Ich lachte. »Miriam. Sie sah aus und benahm sich wie immer, aber zwischen den Mahlzeiten steckte sie uns immer Süßigkeiten zu. Wissen Sie, ich brauchte Jahre, um den Grund dafür herauszufinden. Ehrlich! Nach dem, was ich über die Menschen gelernt habe, scheint es zwei Armeen zu geben, die sich ihrer Rasse wegen bekämpfen. Eine kämpft für die Rassentrennung, die andere dagegen. Aber ich begreife nicht, warum beide deshalb solch ein Theater machen! Warum vergessen sie das nicht einfach?«
»Das können sie nicht. Siehst du, Gerry, manche Menschen müssen glauben, daß sie den anderen wegen diesem oder jenem überlegen sind. Du und Lone und die Kinder – ihr wart eine ziemlich enge Gemeinschaft. Habt ihr nicht geglaubt, daß ihr ein bißchen besser seid als der Rest der Welt?«
»Besser? Wieso sollten wir besser sein?«
»Nun, aber auf jeden Fall anders.«
»Ja, das glaube ich schon, aber wir haben nicht darüber nachgedacht. Anders – ja. Besser – nein.«
»Du bist ein einzigartiger Fall«, sagte Stern. »Und jetzt erzähl mir, was ihr noch für Ärger gehabt habt. Wegen Baby.«
»Baby. Ja. Nun, das war ein paar Monate, nachdem wir bei Miß Kew eingezogen sind. Damals fing es schon an, richtig nett zu werden. Wir hatten all diese Sätze gelernt – ›ja, Madam‹ und ›nein, Madam‹, und wir holten auch den versäumten Schulunterricht nach, jeden Morgen und jeden Nachmittag, fünf Tage in der Woche. Jane kümmerte sich schon seit langem nicht mehr um Baby, und wenn die Zwillinge irgendwohin wollten, dann gingen sie zu Fuß. Das war lustig. Sie konnten vor Miß Kews Augen von einem Ort zum anderen verschwinden, und Miß Kew wollte einfach nicht wahrhaben, was sie mit eigenen Augen sah. Sie regte sich immer nur darüber auf, daß sie plötzlich nackt waren. Sie hörten damit auf, und Miß Kew war glücklich. Sie war über einiges mehr glücklich. Seit Jahren hatte sie keinen Menschen mehr gesehen. Sie hatte sogar so ein Sprechding vor dem Haus, damit niemand hereinzukommen brauchte. Mit uns im Haus begann sie aufzuleben. Sie gab es auf, diese alten Kleider zu tragen und sah sogar wieder halbwegs menschlich aus. Manchmal aß sie sogar mit uns zusammen.

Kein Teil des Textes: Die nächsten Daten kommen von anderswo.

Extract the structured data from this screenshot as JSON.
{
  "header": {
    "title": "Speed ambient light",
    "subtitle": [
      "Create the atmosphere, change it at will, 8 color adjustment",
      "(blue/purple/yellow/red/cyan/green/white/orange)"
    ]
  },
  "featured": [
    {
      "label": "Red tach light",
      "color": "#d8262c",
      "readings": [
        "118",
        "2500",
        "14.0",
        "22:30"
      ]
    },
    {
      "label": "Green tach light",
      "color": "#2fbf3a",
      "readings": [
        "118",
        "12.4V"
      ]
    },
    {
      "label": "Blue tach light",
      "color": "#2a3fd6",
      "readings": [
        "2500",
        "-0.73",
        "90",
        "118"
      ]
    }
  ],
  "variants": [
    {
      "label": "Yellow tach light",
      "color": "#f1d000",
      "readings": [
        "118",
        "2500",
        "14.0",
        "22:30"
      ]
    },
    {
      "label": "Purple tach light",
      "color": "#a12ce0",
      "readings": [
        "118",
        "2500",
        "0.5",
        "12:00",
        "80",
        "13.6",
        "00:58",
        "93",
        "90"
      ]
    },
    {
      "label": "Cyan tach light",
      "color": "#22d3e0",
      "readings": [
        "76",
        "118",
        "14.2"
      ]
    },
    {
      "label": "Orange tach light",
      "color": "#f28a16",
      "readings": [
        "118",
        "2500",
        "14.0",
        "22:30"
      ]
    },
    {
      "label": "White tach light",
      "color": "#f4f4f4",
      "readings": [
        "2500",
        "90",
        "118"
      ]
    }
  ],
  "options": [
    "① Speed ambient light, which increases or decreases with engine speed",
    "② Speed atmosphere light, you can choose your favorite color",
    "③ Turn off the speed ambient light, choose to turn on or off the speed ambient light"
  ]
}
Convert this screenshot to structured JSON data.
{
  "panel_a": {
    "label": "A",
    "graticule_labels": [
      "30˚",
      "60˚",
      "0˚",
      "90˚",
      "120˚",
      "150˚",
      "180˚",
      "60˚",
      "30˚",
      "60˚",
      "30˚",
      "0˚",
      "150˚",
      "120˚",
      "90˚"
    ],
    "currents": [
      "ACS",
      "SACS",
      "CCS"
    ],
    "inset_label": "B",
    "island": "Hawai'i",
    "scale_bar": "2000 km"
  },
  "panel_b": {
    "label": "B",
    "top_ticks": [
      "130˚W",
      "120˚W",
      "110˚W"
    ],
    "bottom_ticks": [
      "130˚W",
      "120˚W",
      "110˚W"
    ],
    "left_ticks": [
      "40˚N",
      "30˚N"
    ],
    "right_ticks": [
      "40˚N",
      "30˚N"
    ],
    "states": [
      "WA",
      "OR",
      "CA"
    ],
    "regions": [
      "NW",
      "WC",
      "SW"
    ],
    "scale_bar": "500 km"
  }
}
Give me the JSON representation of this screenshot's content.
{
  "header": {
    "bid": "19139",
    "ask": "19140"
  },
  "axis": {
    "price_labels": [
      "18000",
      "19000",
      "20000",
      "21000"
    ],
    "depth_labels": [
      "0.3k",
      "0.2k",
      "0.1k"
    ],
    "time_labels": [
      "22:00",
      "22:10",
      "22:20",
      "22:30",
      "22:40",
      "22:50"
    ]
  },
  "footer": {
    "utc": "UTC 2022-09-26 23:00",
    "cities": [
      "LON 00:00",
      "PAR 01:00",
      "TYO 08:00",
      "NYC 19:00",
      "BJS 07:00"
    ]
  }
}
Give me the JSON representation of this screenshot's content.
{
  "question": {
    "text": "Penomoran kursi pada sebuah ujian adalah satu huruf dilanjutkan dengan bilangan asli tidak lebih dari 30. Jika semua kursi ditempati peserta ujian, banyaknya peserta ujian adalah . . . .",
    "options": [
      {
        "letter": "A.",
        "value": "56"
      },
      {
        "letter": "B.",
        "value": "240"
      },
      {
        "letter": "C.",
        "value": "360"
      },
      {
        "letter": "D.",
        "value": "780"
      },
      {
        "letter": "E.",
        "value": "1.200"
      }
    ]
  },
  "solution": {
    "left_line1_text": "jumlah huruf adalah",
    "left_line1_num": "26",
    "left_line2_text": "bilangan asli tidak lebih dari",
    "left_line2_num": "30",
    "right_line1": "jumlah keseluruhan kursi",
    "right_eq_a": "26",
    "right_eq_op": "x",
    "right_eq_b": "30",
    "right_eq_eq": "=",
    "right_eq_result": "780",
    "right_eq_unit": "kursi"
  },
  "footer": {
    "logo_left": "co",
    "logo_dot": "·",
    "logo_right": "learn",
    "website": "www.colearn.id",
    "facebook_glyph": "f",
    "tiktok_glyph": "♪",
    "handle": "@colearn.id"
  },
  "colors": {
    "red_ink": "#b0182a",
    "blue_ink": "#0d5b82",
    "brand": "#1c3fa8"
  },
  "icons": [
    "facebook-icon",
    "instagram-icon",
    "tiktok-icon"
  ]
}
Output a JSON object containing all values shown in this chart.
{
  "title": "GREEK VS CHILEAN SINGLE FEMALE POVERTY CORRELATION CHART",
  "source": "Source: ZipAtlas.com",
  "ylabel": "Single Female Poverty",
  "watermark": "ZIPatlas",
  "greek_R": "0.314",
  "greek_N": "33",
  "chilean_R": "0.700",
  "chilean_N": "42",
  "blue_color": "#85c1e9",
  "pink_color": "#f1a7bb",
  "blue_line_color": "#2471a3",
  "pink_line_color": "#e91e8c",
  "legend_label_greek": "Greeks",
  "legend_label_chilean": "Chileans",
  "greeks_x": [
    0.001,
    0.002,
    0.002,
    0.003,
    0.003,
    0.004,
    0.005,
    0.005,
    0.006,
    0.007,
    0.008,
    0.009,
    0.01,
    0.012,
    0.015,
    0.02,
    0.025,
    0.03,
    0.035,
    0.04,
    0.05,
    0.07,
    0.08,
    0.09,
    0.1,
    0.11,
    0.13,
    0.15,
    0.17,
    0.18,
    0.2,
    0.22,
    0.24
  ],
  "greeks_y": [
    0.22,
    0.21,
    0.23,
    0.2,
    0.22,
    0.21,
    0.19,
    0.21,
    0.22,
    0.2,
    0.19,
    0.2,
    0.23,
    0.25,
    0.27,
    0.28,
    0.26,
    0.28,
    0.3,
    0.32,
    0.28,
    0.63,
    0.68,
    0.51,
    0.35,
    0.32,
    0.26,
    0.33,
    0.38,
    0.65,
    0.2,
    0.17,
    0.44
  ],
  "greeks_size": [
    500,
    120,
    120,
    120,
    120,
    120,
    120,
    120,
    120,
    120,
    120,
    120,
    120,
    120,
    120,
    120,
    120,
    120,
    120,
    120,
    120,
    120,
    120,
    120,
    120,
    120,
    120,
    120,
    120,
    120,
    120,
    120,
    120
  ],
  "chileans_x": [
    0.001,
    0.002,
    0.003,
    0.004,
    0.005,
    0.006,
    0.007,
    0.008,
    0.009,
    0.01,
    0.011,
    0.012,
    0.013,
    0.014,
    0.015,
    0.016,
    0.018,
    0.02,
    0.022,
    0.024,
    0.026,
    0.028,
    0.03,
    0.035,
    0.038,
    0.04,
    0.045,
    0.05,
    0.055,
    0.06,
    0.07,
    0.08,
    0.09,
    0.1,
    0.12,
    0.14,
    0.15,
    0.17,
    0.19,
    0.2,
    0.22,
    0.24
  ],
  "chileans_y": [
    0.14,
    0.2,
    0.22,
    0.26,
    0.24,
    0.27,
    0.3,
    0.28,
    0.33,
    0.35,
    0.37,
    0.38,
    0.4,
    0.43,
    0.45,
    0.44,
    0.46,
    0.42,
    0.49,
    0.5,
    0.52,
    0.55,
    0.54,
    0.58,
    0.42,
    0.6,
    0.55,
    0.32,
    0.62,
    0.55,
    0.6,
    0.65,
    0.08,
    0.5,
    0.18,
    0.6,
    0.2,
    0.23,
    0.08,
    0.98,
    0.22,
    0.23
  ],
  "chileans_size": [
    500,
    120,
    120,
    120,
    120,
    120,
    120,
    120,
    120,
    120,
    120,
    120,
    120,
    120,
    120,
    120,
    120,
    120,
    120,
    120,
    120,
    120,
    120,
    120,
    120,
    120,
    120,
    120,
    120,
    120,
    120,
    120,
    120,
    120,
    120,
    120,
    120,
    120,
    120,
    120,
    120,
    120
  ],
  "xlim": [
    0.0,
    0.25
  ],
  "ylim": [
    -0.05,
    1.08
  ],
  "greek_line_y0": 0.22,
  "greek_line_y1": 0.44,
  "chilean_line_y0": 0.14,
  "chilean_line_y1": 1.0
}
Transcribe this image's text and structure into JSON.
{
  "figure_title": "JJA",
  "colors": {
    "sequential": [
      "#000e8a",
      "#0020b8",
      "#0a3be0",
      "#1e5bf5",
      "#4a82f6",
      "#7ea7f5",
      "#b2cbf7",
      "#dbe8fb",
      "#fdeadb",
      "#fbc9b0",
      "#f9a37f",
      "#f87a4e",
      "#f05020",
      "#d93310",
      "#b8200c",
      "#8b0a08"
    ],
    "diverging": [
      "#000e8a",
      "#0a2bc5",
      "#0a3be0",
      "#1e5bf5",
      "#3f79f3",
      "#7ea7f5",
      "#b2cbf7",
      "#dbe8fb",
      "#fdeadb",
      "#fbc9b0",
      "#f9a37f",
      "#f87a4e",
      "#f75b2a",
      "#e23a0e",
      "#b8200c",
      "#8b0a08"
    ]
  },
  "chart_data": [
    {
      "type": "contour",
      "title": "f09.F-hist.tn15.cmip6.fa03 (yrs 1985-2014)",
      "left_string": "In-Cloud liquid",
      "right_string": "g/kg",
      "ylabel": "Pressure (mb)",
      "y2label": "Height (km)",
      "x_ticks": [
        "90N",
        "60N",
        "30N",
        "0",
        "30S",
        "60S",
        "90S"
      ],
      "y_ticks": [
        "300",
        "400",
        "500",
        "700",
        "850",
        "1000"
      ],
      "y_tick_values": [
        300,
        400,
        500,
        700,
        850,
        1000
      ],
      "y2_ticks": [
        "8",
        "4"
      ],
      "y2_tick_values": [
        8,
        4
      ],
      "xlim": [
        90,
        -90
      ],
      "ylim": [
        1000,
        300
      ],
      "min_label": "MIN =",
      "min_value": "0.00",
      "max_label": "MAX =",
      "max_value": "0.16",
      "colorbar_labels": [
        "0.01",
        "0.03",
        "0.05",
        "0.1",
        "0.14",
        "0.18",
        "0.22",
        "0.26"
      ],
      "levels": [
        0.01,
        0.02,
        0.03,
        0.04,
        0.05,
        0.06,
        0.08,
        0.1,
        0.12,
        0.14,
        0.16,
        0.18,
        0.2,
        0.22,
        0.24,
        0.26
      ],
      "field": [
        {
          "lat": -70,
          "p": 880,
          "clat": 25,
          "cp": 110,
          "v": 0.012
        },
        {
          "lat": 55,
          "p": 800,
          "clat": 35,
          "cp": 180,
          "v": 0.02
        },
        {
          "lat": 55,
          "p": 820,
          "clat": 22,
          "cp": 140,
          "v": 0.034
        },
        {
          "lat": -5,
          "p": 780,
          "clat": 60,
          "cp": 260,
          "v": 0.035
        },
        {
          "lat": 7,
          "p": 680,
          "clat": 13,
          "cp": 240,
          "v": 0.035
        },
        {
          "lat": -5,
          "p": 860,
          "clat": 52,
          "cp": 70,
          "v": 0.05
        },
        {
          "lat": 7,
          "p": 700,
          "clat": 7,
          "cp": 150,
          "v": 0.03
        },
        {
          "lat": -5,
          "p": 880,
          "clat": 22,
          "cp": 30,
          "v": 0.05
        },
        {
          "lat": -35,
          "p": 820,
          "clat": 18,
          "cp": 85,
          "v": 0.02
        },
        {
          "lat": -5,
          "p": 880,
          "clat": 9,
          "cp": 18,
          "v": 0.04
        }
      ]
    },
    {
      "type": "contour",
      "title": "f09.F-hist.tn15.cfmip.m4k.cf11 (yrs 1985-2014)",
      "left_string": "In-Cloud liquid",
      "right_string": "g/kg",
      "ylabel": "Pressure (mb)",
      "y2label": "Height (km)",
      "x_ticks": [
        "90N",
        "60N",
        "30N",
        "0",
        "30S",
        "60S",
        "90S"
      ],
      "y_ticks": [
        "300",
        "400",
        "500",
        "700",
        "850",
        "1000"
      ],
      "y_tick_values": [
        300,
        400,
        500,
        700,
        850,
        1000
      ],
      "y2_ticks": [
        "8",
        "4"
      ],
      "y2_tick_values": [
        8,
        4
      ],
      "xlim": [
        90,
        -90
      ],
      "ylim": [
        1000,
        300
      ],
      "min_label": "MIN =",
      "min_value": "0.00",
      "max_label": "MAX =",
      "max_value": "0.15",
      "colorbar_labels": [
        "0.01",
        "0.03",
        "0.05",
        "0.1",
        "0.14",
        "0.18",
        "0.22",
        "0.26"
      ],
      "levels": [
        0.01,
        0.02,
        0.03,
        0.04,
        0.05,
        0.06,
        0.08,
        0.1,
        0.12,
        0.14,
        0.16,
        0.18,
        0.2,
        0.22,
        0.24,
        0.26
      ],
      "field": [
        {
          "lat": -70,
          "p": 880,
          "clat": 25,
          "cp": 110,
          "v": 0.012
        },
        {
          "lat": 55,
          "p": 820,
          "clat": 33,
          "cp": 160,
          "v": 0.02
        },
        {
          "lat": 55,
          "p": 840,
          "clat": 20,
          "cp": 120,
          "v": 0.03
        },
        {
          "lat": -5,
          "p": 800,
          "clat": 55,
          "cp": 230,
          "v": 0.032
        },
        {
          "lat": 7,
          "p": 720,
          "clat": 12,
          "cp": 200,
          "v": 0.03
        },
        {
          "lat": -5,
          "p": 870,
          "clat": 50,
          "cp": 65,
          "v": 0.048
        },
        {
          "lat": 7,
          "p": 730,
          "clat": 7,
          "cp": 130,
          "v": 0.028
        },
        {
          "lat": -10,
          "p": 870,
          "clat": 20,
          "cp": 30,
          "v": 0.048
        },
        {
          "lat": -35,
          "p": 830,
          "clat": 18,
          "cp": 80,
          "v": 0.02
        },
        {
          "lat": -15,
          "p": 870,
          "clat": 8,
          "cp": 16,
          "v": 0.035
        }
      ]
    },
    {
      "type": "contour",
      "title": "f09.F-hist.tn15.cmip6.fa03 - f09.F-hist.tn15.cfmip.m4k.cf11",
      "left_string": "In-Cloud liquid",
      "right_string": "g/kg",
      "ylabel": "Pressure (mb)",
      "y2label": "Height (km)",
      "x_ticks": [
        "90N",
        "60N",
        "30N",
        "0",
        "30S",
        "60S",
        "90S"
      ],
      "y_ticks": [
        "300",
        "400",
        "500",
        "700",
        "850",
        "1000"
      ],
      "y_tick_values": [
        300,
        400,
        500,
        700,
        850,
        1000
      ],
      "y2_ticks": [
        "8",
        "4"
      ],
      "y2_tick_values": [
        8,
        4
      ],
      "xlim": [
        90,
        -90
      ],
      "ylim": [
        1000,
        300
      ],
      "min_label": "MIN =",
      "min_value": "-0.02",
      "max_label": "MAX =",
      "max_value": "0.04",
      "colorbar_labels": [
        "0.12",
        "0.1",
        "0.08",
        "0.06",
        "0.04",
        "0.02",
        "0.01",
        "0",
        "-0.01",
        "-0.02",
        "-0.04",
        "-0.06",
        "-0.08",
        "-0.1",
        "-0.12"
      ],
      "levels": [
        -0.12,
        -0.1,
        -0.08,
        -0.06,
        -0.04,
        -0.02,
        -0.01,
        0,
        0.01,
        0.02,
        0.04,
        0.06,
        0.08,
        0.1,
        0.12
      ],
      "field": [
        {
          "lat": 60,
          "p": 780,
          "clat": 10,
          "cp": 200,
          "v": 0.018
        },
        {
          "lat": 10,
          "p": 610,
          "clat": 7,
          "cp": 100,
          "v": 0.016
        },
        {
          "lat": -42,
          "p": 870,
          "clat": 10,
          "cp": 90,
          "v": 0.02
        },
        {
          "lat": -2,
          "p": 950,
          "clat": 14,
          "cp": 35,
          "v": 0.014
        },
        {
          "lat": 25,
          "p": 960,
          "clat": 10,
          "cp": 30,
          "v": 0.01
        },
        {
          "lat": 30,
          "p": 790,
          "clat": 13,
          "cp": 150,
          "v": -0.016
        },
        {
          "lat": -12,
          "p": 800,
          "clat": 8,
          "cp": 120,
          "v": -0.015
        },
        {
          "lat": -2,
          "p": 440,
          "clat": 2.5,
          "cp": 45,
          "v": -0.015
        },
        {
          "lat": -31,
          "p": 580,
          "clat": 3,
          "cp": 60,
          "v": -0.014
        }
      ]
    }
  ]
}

Aber eines schönen Tages wachte ich auf und fühlte mich wirklich schrecklich. Es war, als ob mir jemand während des Schlafes etwas gestohlen hätte, nur wußte ich nicht, was. Ich stieg aus dem Fenster und kletterte das Sims entlang in Janies Zimmer, was ich eigentlich nicht durfte. Sie war im Bett. Ich ging hin und weckte sie. Ich kann jetzt noch ihre Augen sehen, wie sie sich im Halbschlaf ein wenig öffneten und dann weit aufgerissen wurden. Ich brauchte ihr nicht zu sagen, daß irgend etwas nicht in Ordnung war, und sie wußte auch gleich, was.
›Baby ist weg!‹, sagte sie.
Uns war es egal, wen wir alles aufweckten. Wir trampelten aus ihrem Zimmer in die Eingangshalle und in den kleinen Raum am anderen Ende der Diele, wo Baby normalerweise schlief. Sie glauben es nicht, aber die hübsche kleine Wiege und die Kommode und all die Rasseln und so weiter waren verschwunden, und nur ein Schreibtisch stand dort. Ich meine, es war, als habe es Baby niemals gegeben.
Wir sagten kein Wort, rannten nur los und platzten in Miß Kews Schlafzimmer. Ich war bis dahin nur einmal dort gewesen, und Janie auch nicht viel öfter. Aber verboten oder nicht, das war uns piep egal. Miß Kew war im Bett, hatte das Haar zu Zöpfen geflochten. Sie war hellwach, bevor wir an ihrem Bett waren. Sie, setzte sich auf, bis sie mit dem Rücken gegen das Kopfende lehnte, und blickte uns finster an.
›Was hat das zu bedeuten?‹ wollte sie wissen.
›Wo ist Baby?‹ schrie ich sie an.
›Gerard‹, sagte sie, ›zum Schreien besteht kein Grund.‹
Normalerweise war Jane ziemlich still, aber nun sagte sie: ›Miß Kew, Sie verraten uns besser, wo es ist‹, und machte dabei ein Gesicht, daß man direkt Angst bekam.